Bexley charges more than twice as much as Newham for what they call the Emergency Link Line. I’d report a precise figure but thanks to their rather useless new website I cannot. Because so much of the useful stuff has been taken away, Google searches now go nowhere, or to be more precise, are redirected to the Council’s front page.
From there you can use the search facility but ‘Emergency Link Line’ produces no results. How much money has Bexley wasted on redesigning their website? Will it ever become useful?
A reader from Welling told me that a car has been parked in Ashmore Grove since at least last October and never been moved. Green algae has grown around its outline. He asked what could be done about it. "Nothing" I said, while it is taxed, insured and MOT’d, which it was.
However that is no longer the case. The gov.uk website says that the Council should deal with an abandoned vehicle, but as a regular BiB reader he was not surprised to be told they were not interested,
The reader asked what else might be done and I suggested contacting the police Safer Neighbourhoods Team in Welling and asking if the car was stolen.
That was done too but there was no reply.
I suspect it’s not the only abandoned vehicle littering our streets, I seem to remember a report from Blackfen not long ago but for the record, the details of this one are
Registration number: EJ53JWA
Make & Model: Ford Fusion
Taxed to: 1/6/2017
Location. Outside 19 Ashmore Grove, Welling
If it is yours, can you remove it please? It’s becoming a bit of a nuisance.
It’s been said before that the Twittering of some of Bexley’s Conservative Councillors is quite amusing but that doesn’t mean they have cleaned up their acts and stopped lying.
Yesterday Councillor Craske (Conservative, Blackfen & Lamorbey) announced that cutting the number of Bexley Councillors to 45 had been approved in Parliament which was moderately interesting but what followed was far more so.
A flutter of Twitter activity from Councillors Philip Read (Conservative, Northumberland Heath) and John Davey (Conservative, Crayford) trod the all too familiar Tory path; they lied. They said that Labour was against the reduced numbers.

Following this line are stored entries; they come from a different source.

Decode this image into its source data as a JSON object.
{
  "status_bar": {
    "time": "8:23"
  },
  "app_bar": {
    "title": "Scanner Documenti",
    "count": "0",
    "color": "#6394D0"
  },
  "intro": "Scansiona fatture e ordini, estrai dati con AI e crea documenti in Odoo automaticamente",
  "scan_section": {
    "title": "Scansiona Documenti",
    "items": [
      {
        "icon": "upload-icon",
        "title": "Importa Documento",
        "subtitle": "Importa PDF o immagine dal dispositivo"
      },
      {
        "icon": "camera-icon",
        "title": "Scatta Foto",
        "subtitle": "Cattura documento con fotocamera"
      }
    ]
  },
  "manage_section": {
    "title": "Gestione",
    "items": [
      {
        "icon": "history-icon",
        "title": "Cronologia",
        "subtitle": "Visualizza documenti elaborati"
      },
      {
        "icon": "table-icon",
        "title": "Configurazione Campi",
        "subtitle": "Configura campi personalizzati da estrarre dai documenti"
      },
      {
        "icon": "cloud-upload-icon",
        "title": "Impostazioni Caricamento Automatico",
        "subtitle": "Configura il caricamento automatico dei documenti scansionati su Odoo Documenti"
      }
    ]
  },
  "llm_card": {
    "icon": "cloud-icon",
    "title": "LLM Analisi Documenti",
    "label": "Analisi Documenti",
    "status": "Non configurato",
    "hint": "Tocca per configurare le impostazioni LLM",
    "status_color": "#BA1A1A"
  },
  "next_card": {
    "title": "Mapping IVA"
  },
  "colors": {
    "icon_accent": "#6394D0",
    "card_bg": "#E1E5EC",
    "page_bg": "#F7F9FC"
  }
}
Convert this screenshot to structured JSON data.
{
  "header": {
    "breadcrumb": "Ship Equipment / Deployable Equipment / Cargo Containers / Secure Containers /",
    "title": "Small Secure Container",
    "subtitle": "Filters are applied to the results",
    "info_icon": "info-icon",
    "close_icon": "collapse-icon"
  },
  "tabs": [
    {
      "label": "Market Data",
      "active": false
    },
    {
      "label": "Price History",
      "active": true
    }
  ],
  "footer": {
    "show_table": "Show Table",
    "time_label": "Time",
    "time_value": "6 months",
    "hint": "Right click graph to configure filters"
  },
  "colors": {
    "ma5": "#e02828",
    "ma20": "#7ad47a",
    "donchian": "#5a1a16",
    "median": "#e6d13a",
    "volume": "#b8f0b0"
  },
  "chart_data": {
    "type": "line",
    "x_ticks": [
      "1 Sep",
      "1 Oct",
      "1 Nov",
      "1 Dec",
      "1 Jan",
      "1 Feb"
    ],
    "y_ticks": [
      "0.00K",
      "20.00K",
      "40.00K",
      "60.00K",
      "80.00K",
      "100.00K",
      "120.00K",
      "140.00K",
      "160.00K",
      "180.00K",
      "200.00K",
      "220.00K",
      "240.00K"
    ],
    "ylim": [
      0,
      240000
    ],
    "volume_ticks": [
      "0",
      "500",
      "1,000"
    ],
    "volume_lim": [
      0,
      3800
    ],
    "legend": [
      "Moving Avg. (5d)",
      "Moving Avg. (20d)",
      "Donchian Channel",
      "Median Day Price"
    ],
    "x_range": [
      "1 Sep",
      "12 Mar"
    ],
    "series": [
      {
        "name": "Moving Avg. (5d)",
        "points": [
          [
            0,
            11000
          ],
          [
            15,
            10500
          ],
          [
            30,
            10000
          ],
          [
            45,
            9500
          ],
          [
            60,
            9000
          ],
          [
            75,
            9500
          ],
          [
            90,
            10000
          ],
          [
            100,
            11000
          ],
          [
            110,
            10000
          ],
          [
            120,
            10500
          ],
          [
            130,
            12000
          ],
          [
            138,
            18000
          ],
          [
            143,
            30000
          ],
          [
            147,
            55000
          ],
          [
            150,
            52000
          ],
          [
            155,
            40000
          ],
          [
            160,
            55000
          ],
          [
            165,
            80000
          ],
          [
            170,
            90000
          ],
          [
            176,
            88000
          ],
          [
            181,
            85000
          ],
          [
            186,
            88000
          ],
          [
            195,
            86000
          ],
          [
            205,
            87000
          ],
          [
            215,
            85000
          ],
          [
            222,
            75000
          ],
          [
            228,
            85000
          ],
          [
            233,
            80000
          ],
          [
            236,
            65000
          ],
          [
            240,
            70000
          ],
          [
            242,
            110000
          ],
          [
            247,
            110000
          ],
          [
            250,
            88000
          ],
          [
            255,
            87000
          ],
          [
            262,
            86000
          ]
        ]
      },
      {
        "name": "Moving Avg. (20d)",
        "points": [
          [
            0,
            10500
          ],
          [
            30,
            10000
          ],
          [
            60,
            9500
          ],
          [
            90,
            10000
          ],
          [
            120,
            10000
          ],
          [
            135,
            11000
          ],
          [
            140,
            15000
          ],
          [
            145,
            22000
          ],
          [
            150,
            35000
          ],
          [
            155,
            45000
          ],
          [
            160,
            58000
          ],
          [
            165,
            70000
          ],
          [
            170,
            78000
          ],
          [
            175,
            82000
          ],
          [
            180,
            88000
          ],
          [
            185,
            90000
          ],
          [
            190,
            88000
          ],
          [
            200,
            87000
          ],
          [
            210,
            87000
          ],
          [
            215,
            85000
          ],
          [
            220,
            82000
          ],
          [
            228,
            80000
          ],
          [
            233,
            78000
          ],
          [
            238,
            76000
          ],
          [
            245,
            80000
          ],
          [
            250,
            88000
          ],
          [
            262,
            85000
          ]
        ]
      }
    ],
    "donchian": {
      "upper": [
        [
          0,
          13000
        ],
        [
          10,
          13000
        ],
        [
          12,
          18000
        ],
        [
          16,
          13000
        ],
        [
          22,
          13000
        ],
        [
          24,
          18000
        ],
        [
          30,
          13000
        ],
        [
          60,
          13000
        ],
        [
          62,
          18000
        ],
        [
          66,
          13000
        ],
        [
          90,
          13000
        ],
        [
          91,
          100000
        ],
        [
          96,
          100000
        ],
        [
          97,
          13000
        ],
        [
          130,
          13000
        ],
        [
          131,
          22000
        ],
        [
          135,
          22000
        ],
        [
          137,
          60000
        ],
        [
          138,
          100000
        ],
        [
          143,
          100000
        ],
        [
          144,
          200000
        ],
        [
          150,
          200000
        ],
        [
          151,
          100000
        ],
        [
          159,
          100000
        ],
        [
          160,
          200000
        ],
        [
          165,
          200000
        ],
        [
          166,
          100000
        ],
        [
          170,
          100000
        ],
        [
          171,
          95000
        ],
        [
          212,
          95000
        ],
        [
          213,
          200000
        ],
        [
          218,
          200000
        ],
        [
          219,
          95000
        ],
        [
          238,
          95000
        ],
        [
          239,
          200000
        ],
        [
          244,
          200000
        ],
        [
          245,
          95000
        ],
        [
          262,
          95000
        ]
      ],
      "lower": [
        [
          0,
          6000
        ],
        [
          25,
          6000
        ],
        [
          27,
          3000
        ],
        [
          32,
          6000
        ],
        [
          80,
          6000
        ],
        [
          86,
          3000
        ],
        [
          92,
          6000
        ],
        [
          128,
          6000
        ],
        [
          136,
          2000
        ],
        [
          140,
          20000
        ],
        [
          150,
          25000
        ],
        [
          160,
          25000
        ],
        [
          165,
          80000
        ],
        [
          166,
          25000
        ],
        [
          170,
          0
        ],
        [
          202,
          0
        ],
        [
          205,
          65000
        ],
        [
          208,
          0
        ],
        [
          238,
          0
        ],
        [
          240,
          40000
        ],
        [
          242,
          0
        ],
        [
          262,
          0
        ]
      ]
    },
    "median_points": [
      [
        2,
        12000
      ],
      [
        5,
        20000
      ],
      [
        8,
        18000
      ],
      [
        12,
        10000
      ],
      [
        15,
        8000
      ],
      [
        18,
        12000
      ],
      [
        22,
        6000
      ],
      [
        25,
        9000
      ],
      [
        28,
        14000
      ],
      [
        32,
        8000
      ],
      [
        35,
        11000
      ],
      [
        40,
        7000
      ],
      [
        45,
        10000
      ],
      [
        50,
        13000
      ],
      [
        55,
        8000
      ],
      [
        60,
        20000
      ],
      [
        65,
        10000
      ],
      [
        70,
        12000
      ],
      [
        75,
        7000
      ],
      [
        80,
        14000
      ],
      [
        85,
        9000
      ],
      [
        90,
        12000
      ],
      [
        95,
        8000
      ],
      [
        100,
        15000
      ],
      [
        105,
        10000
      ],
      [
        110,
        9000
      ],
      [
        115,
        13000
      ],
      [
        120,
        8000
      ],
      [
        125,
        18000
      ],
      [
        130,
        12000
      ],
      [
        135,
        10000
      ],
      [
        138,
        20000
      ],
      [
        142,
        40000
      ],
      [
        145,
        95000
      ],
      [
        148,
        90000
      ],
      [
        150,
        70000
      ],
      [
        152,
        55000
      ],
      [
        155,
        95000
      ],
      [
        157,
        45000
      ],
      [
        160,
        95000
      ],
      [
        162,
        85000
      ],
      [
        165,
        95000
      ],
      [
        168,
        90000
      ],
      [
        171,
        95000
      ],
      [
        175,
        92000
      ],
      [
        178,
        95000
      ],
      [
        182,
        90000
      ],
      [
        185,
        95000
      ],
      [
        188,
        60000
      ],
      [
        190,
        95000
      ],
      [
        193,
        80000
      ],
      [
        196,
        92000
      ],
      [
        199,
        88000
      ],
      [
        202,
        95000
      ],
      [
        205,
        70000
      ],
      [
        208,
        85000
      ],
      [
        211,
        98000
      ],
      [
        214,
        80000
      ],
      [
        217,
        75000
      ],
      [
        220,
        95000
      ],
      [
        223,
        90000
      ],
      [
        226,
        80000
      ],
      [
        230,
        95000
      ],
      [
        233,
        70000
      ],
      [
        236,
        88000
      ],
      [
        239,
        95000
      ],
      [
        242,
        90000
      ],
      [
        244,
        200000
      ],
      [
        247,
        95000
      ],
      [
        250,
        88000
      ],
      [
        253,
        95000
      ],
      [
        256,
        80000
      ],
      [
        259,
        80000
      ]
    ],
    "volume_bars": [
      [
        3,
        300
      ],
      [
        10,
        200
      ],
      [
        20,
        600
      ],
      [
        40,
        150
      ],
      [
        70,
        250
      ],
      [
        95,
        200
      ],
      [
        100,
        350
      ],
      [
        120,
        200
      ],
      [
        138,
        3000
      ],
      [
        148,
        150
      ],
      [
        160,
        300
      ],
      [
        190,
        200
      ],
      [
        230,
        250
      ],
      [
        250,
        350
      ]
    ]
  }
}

Labour Councillors Stefano Borella and Daniel Francis protested but Councillor Davey insisted they were wrong. In a rewriting of history he insisted that the Labour group was against cutting the number of Councillors from 63 to 45.
I suppose in a sense John Davey is correct, Labour’s preferred number was 42.
The first talk of reducing Councillor numbers came from Council Leader Teresa O’Neill in October 2010 in a newspaper interview, but it was all hot air. The subject was never mentioned again until Councillor Seán Newman (Labour, Belvedere) put forward a Motion in 2014.
His Motion was for the number of Councillors to be reduced by a third.
The Tories didn’t like it one bit and voted against it. Councillor Davey’s mumbled response included references to Stalin and Karl Marx.
Councillors Read and Craske summoned up rather more intelligent responses which would not be especially difficult.
Labour Motion rejected by Tories in 2014.
The Conservatives threw out the Labour Motion and substituted their own which avoided the mention of any specific number.
It doesn’t suit the Conservative’ 2017 propaganda but the News Shopper reported how the Tory Turkeys refused to vote for Christmas. The report is still on their website. (Click image.)
The message being put out by Bexley Councillors now, that Labour Councillors did not back the reduction in Councillor numbers, is basically a lie.
Tory lies do not stop at claiming that the Labour group was against reducing Councillor numbers of course, they are very keen that you should think that the street cleaning budget has been raised. The truth is rather different, it is being slashed.
Any extra investment in the coming election year has come from under spending last year’s budget. They are giving back a little of what was ‘stolen’ last year and most residents will fall for it.